The Tokamak: Magnetic Bottle
The most developed approach to fusion confinement is the tokamak, a donut-shaped (toroidal) chamber in which powerful magnetic fields confine the plasma away from the reactor walls. The tokamak concept, developed in the Soviet Union in the 1950s, uses a combination of toroidal and poloidal magnetic fields to create helical field lines that keep plasma particles spiraling around the torus without touching the walls.
The world's largest tokamak, ITER (International Thermonuclear Experimental Reactor), is under construction in southern France. When completed, ITER will use superconducting magnets cooled to near absolute zero to confine a plasma ten times hotter than the Sun's core. Its goal is to demonstrate a fusion energy gain factor Q of at least 10: producing ten times more fusion energy than the heating power injected. No tokamak has yet achieved Q greater than about 0.67, making ITER's target a quantum leap.
Stellarators offer an alternative magnetic confinement geometry.

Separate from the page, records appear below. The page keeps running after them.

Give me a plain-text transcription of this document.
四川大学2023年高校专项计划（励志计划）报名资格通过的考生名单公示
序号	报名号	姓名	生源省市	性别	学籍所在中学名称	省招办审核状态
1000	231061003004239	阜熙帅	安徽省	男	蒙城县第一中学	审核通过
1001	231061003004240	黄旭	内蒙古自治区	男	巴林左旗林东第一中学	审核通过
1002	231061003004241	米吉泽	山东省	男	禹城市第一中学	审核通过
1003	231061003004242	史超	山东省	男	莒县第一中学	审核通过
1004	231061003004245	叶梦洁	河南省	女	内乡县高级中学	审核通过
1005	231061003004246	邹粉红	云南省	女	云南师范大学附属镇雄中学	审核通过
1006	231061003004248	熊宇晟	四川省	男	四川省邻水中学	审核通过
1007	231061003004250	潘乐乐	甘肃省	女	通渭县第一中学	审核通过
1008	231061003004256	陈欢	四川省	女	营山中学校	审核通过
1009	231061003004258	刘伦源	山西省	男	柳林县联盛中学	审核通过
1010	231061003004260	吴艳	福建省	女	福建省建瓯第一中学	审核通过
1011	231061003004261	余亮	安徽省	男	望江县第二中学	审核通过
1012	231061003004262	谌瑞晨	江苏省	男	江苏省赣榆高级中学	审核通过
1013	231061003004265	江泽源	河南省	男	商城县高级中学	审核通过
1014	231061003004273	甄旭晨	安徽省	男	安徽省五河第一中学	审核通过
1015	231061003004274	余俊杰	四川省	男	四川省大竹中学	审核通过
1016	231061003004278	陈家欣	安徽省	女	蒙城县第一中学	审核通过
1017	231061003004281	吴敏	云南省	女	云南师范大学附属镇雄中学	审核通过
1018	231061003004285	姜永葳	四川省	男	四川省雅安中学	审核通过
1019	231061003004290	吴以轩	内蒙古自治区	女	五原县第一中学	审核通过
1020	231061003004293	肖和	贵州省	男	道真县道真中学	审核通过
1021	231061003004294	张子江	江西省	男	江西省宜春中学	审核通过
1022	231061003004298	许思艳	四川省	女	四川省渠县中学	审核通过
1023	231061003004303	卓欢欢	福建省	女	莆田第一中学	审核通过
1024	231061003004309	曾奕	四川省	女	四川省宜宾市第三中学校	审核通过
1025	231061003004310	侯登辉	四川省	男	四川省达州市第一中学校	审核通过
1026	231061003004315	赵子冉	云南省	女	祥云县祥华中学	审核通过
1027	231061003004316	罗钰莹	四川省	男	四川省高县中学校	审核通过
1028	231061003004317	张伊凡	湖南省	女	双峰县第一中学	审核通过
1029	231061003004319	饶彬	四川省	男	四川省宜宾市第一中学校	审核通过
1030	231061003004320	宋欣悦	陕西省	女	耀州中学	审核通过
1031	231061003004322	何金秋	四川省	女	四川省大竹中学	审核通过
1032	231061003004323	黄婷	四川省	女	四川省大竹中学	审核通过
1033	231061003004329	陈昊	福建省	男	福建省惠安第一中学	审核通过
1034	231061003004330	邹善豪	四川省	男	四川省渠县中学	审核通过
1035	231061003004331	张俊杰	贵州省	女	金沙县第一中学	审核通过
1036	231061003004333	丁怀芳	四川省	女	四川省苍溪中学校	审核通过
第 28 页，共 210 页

Where tokamaks rely on a current driven inside the plasma itself to generate one component of the confining field, stellarators use a more complex, twisted external coil arrangement that eliminates this plasma current entirely. The German Wendelstein 7-X stellarator, the world's largest, demonstrated plasma confinement for record durations in 2023. Stellarators avoid certain plasma instabilities inherent to tokamaks, potentially enabling longer-pulse or steady-state operation, though their intricate coil geometry makes them considerably more difficult and expensive to manufacture.
Inertial Confinement: The Laser Approach
An entirely different approach, inertial confinement fusion (ICF), compresses a tiny pellet of deuterium-tritium fuel so rapidly that fusion occurs before the plasma can fly apart. The National Ignition Facility (NIF) in California uses 192 high-powered laser beams to symmetrically implode a gold cylinder containing the fuel pellet, generating X-rays that squeeze the fuel to densities 100 times that of lead and temperatures exceeding those in ITER.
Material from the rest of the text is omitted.